Key packages and files (links go to GitHub, labels show file names only):

Useful commands:

  • Compile: ./sbt compile
  • Tests: ./sbt test (or per‑module, e.g., ./sbt langJVM/test)
  • Format: ./sbt scalafmtAll

CompilationUnit

The compiler processes one source file per CompilationUnit and records all intermediate artifacts for that file.

  • Type: CompilationUnit.scala
  • Holds:
    • unresolvedPlan: parsed tree before symbol/type resolution.
    • resolvedPlan: fully typed LogicalPlan after resolver passes.
    • executionPlan: tasks produced by ExecutionPlanner.
    • modelDependencies: DAG of model‑to‑model references.
    • knownSymbols: symbols discovered/entered during analysis.
    • lastError, finishedPhases, lastCompiledAt (book‑keeping for incremental builds).
  • Source: sourceFile (tracks file path, content, timestamps) and helpers like text(span) and toSourceLocation for diagnostics.
  • Lifecycle:
    • Created from files or strings via CompilationUnit.fromPath|fromFile|fromWvletString|fromSqlString.
    • Standard library and presets load as units with isPreset = true.
    • reload() clears phase markers and errors when the file changes; needsRecompile compares timestamps.
  • Context integration: Every Context carries a compilationUnit; phases log and look up symbols using it (e.g., ctx.compilationUnit.enter(sym), error locations via sourceLocationAt(span)).

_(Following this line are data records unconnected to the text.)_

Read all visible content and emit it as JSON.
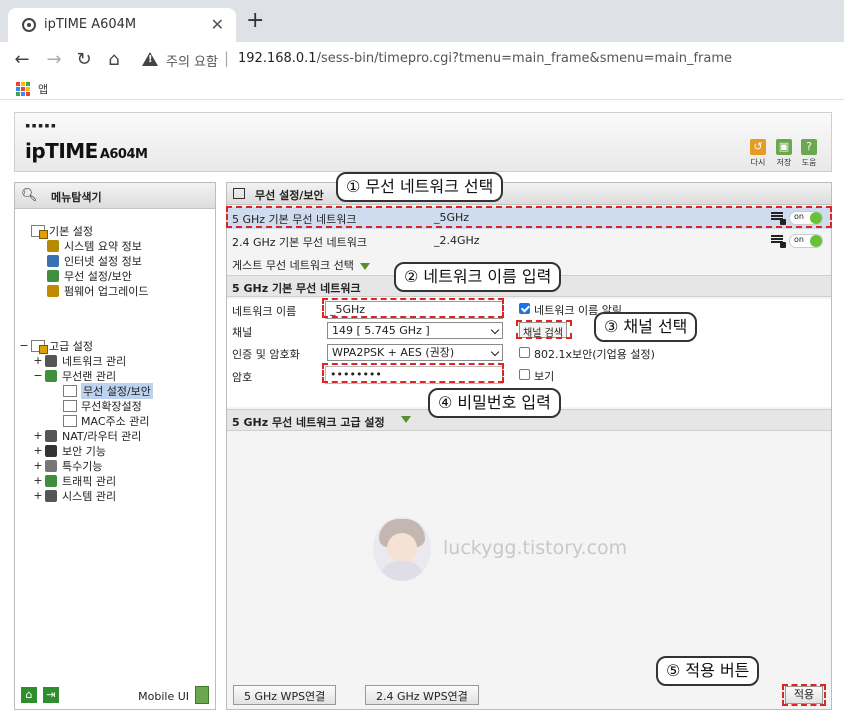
{
  "browser": {
    "tab_title": "ipTIME A604M",
    "tab_close": "✕",
    "new_tab": "+",
    "security_text": "주의 요함",
    "url_host": "192.168.0.1",
    "url_path": "/sess-bin/timepro.cgi?tmenu=main_frame&smenu=main_frame",
    "bookmark_apps": "앱"
  },
  "header": {
    "logo_dots": "▪▪▪▪▪",
    "logo_brand": "ipTIME",
    "logo_model": "A604M",
    "buttons": [
      {
        "label": "다시",
        "color": "#e69b24"
      },
      {
        "label": "저장",
        "color": "#6aa84f"
      },
      {
        "label": "도움",
        "color": "#6aa84f",
        "glyph": "?"
      }
    ]
  },
  "left_panel": {
    "title": "메뉴탐색기",
    "items": [
      {
        "label": "기본 설정",
        "toggle": ""
      },
      {
        "label": "시스템 요약 정보"
      },
      {
        "label": "인터넷 설정 정보"
      },
      {
        "label": "무선 설정/보안"
      },
      {
        "label": "펌웨어 업그레이드"
      },
      {
        "label": "고급 설정",
        "toggle": "−"
      },
      {
        "label": "네트워크 관리",
        "toggle": "+"
      },
      {
        "label": "무선랜 관리",
        "toggle": "−"
      },
      {
        "label": "무선 설정/보안"
      },
      {
        "label": "무선확장설정"
      },
      {
        "label": "MAC주소 관리"
      },
      {
        "label": "NAT/라우터 관리",
        "toggle": "+"
      },
      {
        "label": "보안 기능",
        "toggle": "+"
      },
      {
        "label": "특수기능",
        "toggle": "+"
      },
      {
        "label": "트래픽 관리",
        "toggle": "+"
      },
      {
        "label": "시스템 관리",
        "toggle": "+"
      }
    ],
    "mobile_ui": "Mobile UI"
  },
  "right_panel": {
    "title": "무선 설정/보안",
    "networks": [
      {
        "band": "5 GHz 기본 무선 네트워크",
        "ssid": "_5GHz",
        "toggle": "on"
      },
      {
        "band": "2.4 GHz 기본 무선 네트워크",
        "ssid": "_2.4GHz",
        "toggle": "on"
      }
    ],
    "guest_label": "게스트 무선 네트워크 선택",
    "section_basic": "5 GHz 기본 무선 네트워크",
    "form": {
      "name_label": "네트워크 이름",
      "name_value": "_5GHz",
      "broadcast_label": "네트워크 이름 알림",
      "channel_label": "채널",
      "channel_value": "149 [ 5.745 GHz ]",
      "channel_search": "채널 검색",
      "auth_label": "인증 및 암호화",
      "auth_value": "WPA2PSK + AES (권장)",
      "enterprise_label": "802.1x보안(기업용 설정)",
      "password_label": "암호",
      "password_value": "••••••••",
      "show_label": "보기"
    },
    "section_advanced": "5 GHz 무선 네트워크 고급 설정",
    "watermark": "luckygg.tistory.com",
    "wps_5": "5 GHz WPS연결",
    "wps_24": "2.4 GHz WPS연결",
    "apply": "적용"
  },
  "callouts": {
    "c1": "① 무선 네트워크 선택",
    "c2": "② 네트워크 이름 입력",
    "c3": "③ 채널 선택",
    "c4": "④ 비밀번호 입력",
    "c5": "⑤ 적용 버튼"
  },
  "colors": {
    "highlight": "#e02424",
    "selected_row": "#cfdcef",
    "toggle_on": "#67c23a"
  }
}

Trees: LogicalPlan and Expressions

The compiler uses two primary node families:

  • Expression (values, names, operators): see Expression.scala. Each expression exposes def dataType: DataType, often computed structurally from its children.
  • LogicalPlan (relations/statements): see LogicalPlan.scala. Every plan exposes def relationType: RelationType (a subtype of DataType) describing its output schema.

Common patterns:

  • Immutability: Trees are immutable products; transformation utilities (transform, transformUp, transformExpressions, etc.) rebuild nodes when children change.
  • Metadata preservation: SyntaxTreeNode.copyInstance preserves metadata (e.g., attached symbol) on rewritten copies.
  • Schema computation: Plan nodes compute relationType functionally from inputs. Leaf/source nodes may carry a schema: RelationType (e.g., scans/files/values) used to compute relationType.

Terminology:

  • DataType.scala defines scalar/compound types (e.g., int, varchar(10), array[t]).
  • RelationType extends DataType to represent table‑like schemas. Variants include SchemaType, ProjectedType, AggregationType, ConcatType, RelationTypeList, UnresolvedRelationType, EmptyRelationType (all in DataType.scala).
  • NamedType(name, dataType) pairs a field name with a DataType and is used to enumerate columns (see DataType.scala).

Symbols and SymbolInfo

Symbols provide stable identifiers for definitions and queries across phases.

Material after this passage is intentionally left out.